La mañana comenzaba en Montilivi. Mientras Girona despertaba poco a poco para una de las jornadas más animadas de su calendario, el estadio acogía el encuentro entre el Girona FC B y el Barça Atlètic.

Lejos del ambiente de los grandes estadios, los partidos de filiales permiten vivir el fútbol desde una distancia mucho más cercana, observando de cerca a algunos de los jóvenes talentos que buscan abrirse camino hacia la élite.

El encuentro servía como primera parada de un domingo que todavía tenía mucho recorrido por delante. La sensación era la de esos planes que no terminan cuando suena el pitido final, sino que simplemente continúan en otro lugar.

Aficionados durante el encuentro del Girona FC B – Barça Atlètic en Montilivi. / Fuente: Anna Bravo.

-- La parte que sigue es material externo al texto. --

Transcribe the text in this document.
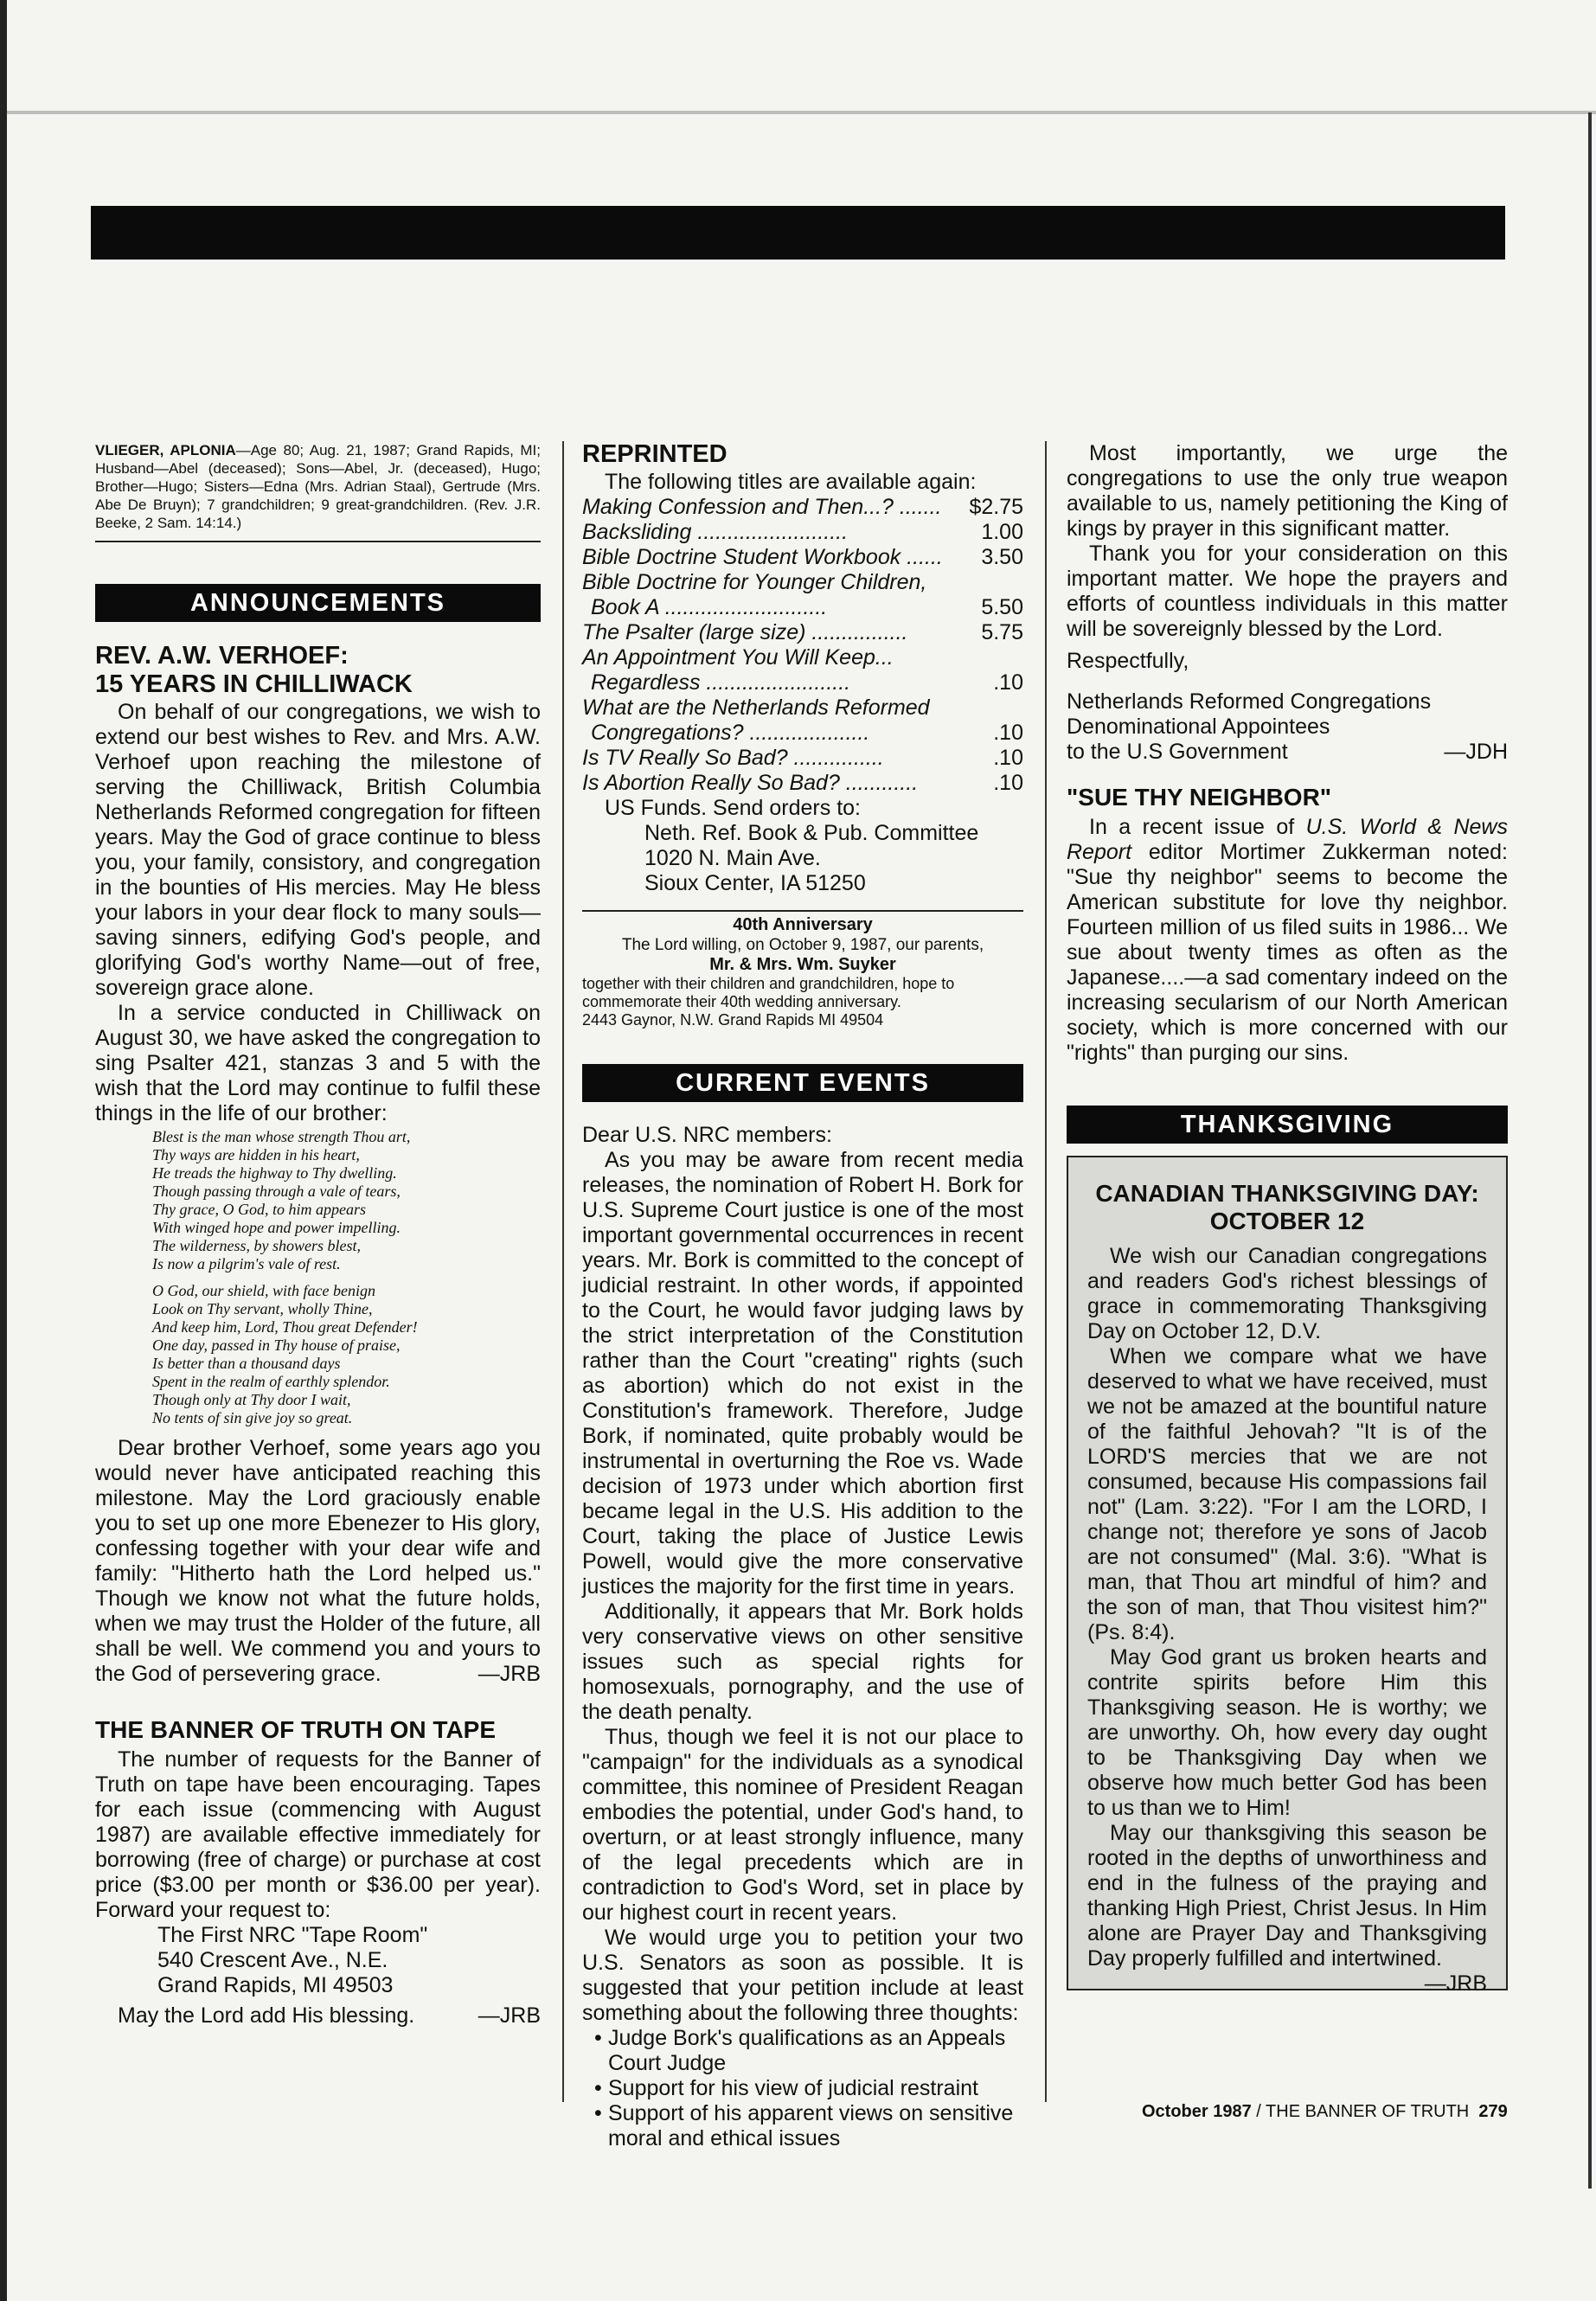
VLIEGER, APLONIA—Age 80; Aug. 21, 1987; Grand Rapids, MI; Husband—Abel (deceased); Sons—Abel, Jr. (deceased), Hugo; Brother—Hugo; Sisters—Edna (Mrs. Adrian Staal), Gertrude (Mrs. Abe De Bruyn); 7 grandchildren; 9 great-grandchildren. (Rev. J.R. Beeke, 2 Sam. 14:14.)
ANNOUNCEMENTS
REV. A.W. VERHOEF:
15 YEARS IN CHILLIWACK

On behalf of our congregations, we wish to extend our best wishes to Rev. and Mrs. A.W. Verhoef upon reaching the milestone of serving the Chilliwack, British Columbia Netherlands Reformed congregation for fifteen years. May the God of grace continue to bless you, your family, consistory, and congregation in the bounties of His mercies. May He bless your labors in your dear flock to many souls—saving sinners, edifying God's people, and glorifying God's worthy Name—out of free, sovereign grace alone.

In a service conducted in Chilliwack on August 30, we have asked the congregation to sing Psalter 421, stanzas 3 and 5 with the wish that the Lord may continue to fulfil these things in the life of our brother:

Blest is the man whose strength Thou art,
Thy ways are hidden in his heart,
He treads the highway to Thy dwelling.
Though passing through a vale of tears,
Thy grace, O God, to him appears
With winged hope and power impelling.
The wilderness, by showers blest,
Is now a pilgrim's vale of rest.
O God, our shield, with face benign
Look on Thy servant, wholly Thine,
And keep him, Lord, Thou great Defender!
One day, passed in Thy house of praise,
Is better than a thousand days
Spent in the realm of earthly splendor.
Though only at Thy door I wait,
No tents of sin give joy so great.

Dear brother Verhoef, some years ago you would never have anticipated reaching this milestone. May the Lord graciously enable you to set up one more Ebenezer to His glory, confessing together with your dear wife and family: "Hitherto hath the Lord helped us." Though we know not what the future holds, when we may trust the Holder of the future, all shall be well. We commend you and yours to the God of persevering grace.	—JRB

THE BANNER OF TRUTH ON TAPE

The number of requests for the Banner of Truth on tape have been encouraging. Tapes for each issue (commencing with August 1987) are available effective immediately for borrowing (free of charge) or purchase at cost price ($3.00 per month or $36.00 per year). Forward your request to:

The First NRC "Tape Room"
540 Crescent Ave., N.E.
Grand Rapids, MI 49503
May the Lord add His blessing.	—JRB
REPRINTED

The following titles are available again:

Making Confession and Then...? ....... $2.75
Backsliding .........................	1.00
Bible Doctrine Student Workbook ...... 3.50
Bible Doctrine for Younger Children,
Book A ...........................	5.50
The Psalter (large size) ................	5.75
An Appointment You Will Keep...
Regardless ........................	.10
What are the Netherlands Reformed
Congregations? ....................	.10
Is TV Really So Bad? ...............	.10
Is Abortion Really So Bad? ............	.10

US Funds. Send orders to:

Neth. Ref. Book & Pub. Committee
1020 N. Main Ave.
Sioux Center, IA 51250
40th Anniversary
The Lord willing, on October 9, 1987, our parents,
Mr. & Mrs. Wm. Suyker
together with their children and grandchildren, hope to commemorate their 40th wedding anniversary.
2443 Gaynor, N.W. Grand Rapids MI 49504
CURRENT EVENTS

Dear U.S. NRC members:

As you may be aware from recent media releases, the nomination of Robert H. Bork for U.S. Supreme Court justice is one of the most important governmental occurrences in recent years. Mr. Bork is committed to the concept of judicial restraint. In other words, if appointed to the Court, he would favor judging laws by the strict interpretation of the Constitution rather than the Court "creating" rights (such as abortion) which do not exist in the Constitution's framework. Therefore, Judge Bork, if nominated, quite probably would be instrumental in overturning the Roe vs. Wade decision of 1973 under which abortion first became legal in the U.S. His addition to the Court, taking the place of Justice Lewis Powell, would give the more conservative justices the majority for the first time in years.

Additionally, it appears that Mr. Bork holds very conservative views on other sensitive issues such as special rights for homosexuals, pornography, and the use of the death penalty.

Thus, though we feel it is not our place to "campaign" for the individuals as a synodical committee, this nominee of President Reagan embodies the potential, under God's hand, to overturn, or at least strongly influence, many of the legal precedents which are in contradiction to God's Word, set in place by our highest court in recent years.

We would urge you to petition your two U.S. Senators as soon as possible. It is suggested that your petition include at least something about the following three thoughts:

• Judge Bork's qualifications as an Appeals Court Judge
• Support for his view of judicial restraint
• Support of his apparent views on sensitive moral and ethical issues

Most importantly, we urge the congregations to use the only true weapon available to us, namely petitioning the King of kings by prayer in this significant matter.

Thank you for your consideration on this important matter. We hope the prayers and efforts of countless individuals in this matter will be sovereignly blessed by the Lord.

Respectfully,

Netherlands Reformed Congregations
Denominational Appointees
to the U.S Government	—JDH
"SUE THY NEIGHBOR"

In a recent issue of U.S. World & News Report editor Mortimer Zukkerman noted: "Sue thy neighbor" seems to become the American substitute for love thy neighbor. Fourteen million of us filed suits in 1986... We sue about twenty times as often as the Japanese....—a sad comentary indeed on the increasing secularism of our North American society, which is more concerned with our "rights" than purging our sins.

THANKSGIVING
CANADIAN THANKSGIVING DAY:
OCTOBER 12

We wish our Canadian congregations and readers God's richest blessings of grace in commemorating Thanksgiving Day on October 12, D.V.

When we compare what we have deserved to what we have received, must we not be amazed at the bountiful nature of the faithful Jehovah? "It is of the LORD'S mercies that we are not consumed, because His compassions fail not" (Lam. 3:22). "For I am the LORD, I change not; therefore ye sons of Jacob are not consumed" (Mal. 3:6). "What is man, that Thou art mindful of him? and the son of man, that Thou visitest him?" (Ps. 8:4).

May God grant us broken hearts and contrite spirits before Him this Thanksgiving season. He is worthy; we are unworthy. Oh, how every day ought to be Thanksgiving Day when we observe how much better God has been to us than we to Him!

May our thanksgiving this season be rooted in the depths of unworthiness and end in the fulness of the praying and thanking High Priest, Christ Jesus. In Him alone are Prayer Day and Thanksgiving Day properly fulfilled and intertwined.
—JRB

October 1987 / THE BANNER OF TRUTH 279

Una vez terminado el encuentro, la actividad se desplazaba hacia el centro de Girona. Y ahí comenzaba una segunda parte completamente distinta del día.

Pocas ciudades invitan tanto a caminar como Girona. Las calles del Barri Vell, los puentes sobre el Onyar y las fachadas de colores convierten cualquier paseo en un recorrido agradable, especialmente en jornadas donde la ciudad se encuentra llena de vida. Durante la feria, además, ese ambiente se multiplica.

Casas del Onyar en Girona. / Fuente: Anna Bravo.

Atracciones, puestos de comida, música y familias paseando transformaban el ritmo habitual de las calles. Lo interesante era precisamente esa mezcla entre visitantes, vecinos y aficionados que, después del partido, terminaban compartiendo los mismos espacios.

La feria funcionaba como punto de encuentro natural para continuar la jornada.

Plaza Independència en Girona. / Fuente: Anna Bravo.

Partido en Montilivi.
Paseo por el Barri Vell.
Fotografías junto al Onyar.
Visita a la feria.
Cena en el centro histórico.

Feria de Girona. / Fuente: Anna Bravo.

Más allá del resultado, la combinación entre deporte, ciudad y celebración convertía el día en una experiencia mucho más completa. No era únicamente una visita a un estadio ni una tarde de feria. Era una forma de descubrir Girona desde distintos lugares y ritmos.

La coincidencia entre el partido y la Feria de Girona permitió precisamente eso: enlazar deporte, ocio y vida urbana dentro de un mismo recorrido. Primero el fútbol. Después la ciudad. Y, entre ambos, una Girona que ofrecía motivos suficientes para quedarse hasta el final del día.